Au revoir François !
Ce soir, la France comptera certainement un chômeur de plus.
Il le sait depuis quelque temps déjà.
Il a même pris la peine de s’organiser une tournée d’adieux dans les médias… et « un moment convivial » avec ses collègues.
Ne vous y trompez pas : je suis entrepreneur. Forcément ulcéré par cette instabilité politique permanente, parfois pas loin d’être découragé de nous trouver si seuls à porter une vision long terme pour notre pays.
👉 Ce soir, nous n’aurons plus de gouvernement.
👉 Mercredi, la France sera bloquée.
👉 Huit jours plus tard aussi.
Et peut-être bien plus que ça, si les appels à « mettre le boxon » continuent de se multiplier. Une sorte de suicide collectif… qui ne satisfera que quelques ambitions personnelles.
Mais comment pourrait-il en être autrement ?
François Bayrou met son gouvernement en jeu sur une proposition de budget insensée.

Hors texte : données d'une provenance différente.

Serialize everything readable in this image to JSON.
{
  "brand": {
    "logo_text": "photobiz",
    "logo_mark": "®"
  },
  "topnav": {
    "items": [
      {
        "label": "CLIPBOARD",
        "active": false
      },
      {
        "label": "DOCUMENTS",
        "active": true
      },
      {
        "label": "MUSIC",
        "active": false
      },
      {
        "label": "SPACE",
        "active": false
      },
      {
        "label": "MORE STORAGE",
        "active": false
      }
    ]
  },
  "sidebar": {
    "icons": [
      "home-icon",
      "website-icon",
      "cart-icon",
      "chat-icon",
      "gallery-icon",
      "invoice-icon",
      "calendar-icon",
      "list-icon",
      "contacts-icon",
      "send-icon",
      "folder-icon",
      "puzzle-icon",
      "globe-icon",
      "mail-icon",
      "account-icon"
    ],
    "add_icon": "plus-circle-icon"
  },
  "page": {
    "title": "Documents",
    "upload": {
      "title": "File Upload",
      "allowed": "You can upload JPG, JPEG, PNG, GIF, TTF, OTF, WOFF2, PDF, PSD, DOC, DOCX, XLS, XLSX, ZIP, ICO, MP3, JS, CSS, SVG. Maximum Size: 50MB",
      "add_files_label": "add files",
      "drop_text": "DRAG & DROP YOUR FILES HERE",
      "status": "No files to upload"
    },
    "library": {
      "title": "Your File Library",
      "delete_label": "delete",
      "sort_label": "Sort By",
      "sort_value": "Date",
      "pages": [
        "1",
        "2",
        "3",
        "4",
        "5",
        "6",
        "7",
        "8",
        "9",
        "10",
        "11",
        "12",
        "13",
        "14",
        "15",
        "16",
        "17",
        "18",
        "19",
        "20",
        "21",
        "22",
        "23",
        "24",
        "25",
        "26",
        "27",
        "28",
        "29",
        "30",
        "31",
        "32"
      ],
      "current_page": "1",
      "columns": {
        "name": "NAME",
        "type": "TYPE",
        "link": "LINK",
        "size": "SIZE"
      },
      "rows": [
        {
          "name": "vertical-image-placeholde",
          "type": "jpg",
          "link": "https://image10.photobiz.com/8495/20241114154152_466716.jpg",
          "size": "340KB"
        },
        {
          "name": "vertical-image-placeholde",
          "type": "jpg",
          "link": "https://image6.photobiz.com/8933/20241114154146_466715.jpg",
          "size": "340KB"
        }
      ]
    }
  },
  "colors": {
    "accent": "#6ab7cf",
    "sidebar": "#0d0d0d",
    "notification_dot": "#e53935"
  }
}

Celui qui, dès 2007, alertait sur la dette abyssale de la France, se révèle incapable de faire mieux. Le constat est sans appel : ceux qui, depuis des décennies, nous ont poussés à dépenser plus que ce que nous avions… n’ont aucune idée pour nous en sortir.

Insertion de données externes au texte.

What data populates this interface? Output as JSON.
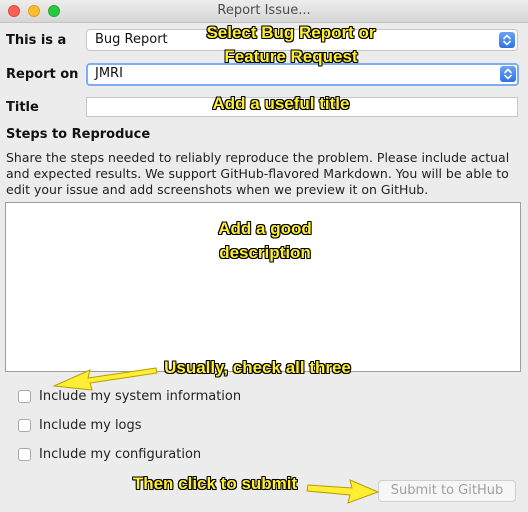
{
  "window": {
    "title": "Report Issue..."
  },
  "form": {
    "type_label": "This is a",
    "type_value": "Bug Report",
    "target_label": "Report on",
    "target_value": "JMRI",
    "title_label": "Title",
    "title_value": "",
    "steps_heading": "Steps to Reproduce",
    "steps_help_1": "Share the steps needed to reliably reproduce the problem. Please include actual",
    "steps_help_2": "and expected results. We support GitHub-flavored Markdown. You will be able to",
    "steps_help_3": "edit your issue and add screenshots when we preview it on GitHub.",
    "description_value": "",
    "checkboxes": [
      {
        "label": "Include my system information",
        "checked": false
      },
      {
        "label": "Include my logs",
        "checked": false
      },
      {
        "label": "Include my configuration",
        "checked": false
      }
    ],
    "submit_label": "Submit to GitHub"
  },
  "annotations": {
    "select_1": "Select Bug Report or",
    "select_2": "Feature Request",
    "title_hint": "Add a useful title",
    "desc_1": "Add a good",
    "desc_2": "description",
    "check_hint": "Usually, check all three",
    "submit_hint": "Then click to submit"
  },
  "colors": {
    "annotation_text": "#ffee33",
    "annotation_arrow": "#ffee33",
    "focus_ring": "#7eaef1",
    "stepper_blue": "#2f72e6"
  }
}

Non seulement plus personne ne nous propose de projet de société, pas d’« après-demain » qui nous ferait accepter un « demain » plus difficile (les politiques semblent oublier que l’austérité n’est pas une vision d’avenir).
Mais en plus… on nous divise.
👉 Il y a deux mois, Bayrou stigmatisait les jeunes. Génération feignasses, ça sonnait bien dans les discours.

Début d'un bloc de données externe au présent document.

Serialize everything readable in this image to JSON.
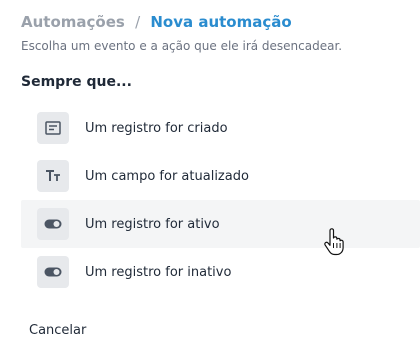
{
  "breadcrumb": {
    "root": "Automações",
    "separator": "/",
    "current": "Nova automação"
  },
  "subtitle": "Escolha um evento e a ação que ele irá desencadear.",
  "section_title": "Sempre que...",
  "options": [
    {
      "label": "Um registro for criado",
      "icon": "record-icon"
    },
    {
      "label": "Um campo for atualizado",
      "icon": "text-field-icon"
    },
    {
      "label": "Um registro for ativo",
      "icon": "toggle-icon",
      "hovered": true
    },
    {
      "label": "Um registro for inativo",
      "icon": "toggle-icon"
    }
  ],
  "cancel_label": "Cancelar",
  "colors": {
    "accent": "#2a8ccf",
    "muted": "#9aa1ab",
    "icon_bg": "#e7e9ec",
    "hover_bg": "#f4f5f6"
  }
}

👉 Aujourd’hui, ce sont les boomers qui sont visés : Papi et Mamie s’en mettent plein les fouilles et ne dépensent pas assez !
Demain, ce sera qui ? Les genres ? Les ethnies ? Les régions ? Quand il s’agit de trouver des excuses, la créativité politique devient soudainement sans limite.
Au revoir François, donc.
Tout ça n’est pas seulement ta faute, cela fait des décennies que nos dirigeants font n’importe quoi avec notre argent.
Mais oui, on était en droit d’espérer mieux.
Mieux que des phrases stigmatisantes.
Mieux que la suppression de deux jours fériés pour « redresser » notre compte en banque collectif.
Je te laisse, faut que je bosse. Parce que même si on a de moins en moins de profs et de médecins (chez nous, les urgences ne prennent même plus les urgences !), mes impôts augmentent sans cesse.
À la revoyure, François. Je ne doute pas que tu sauras rebondir vite.
👉 Et vous, qu’en pensez-vous ?
La France mérite mieux que des rustines budgétaires.
Quel projet collectif seriez-vous prêts à porter pour redonner confiance dans l’avenir ?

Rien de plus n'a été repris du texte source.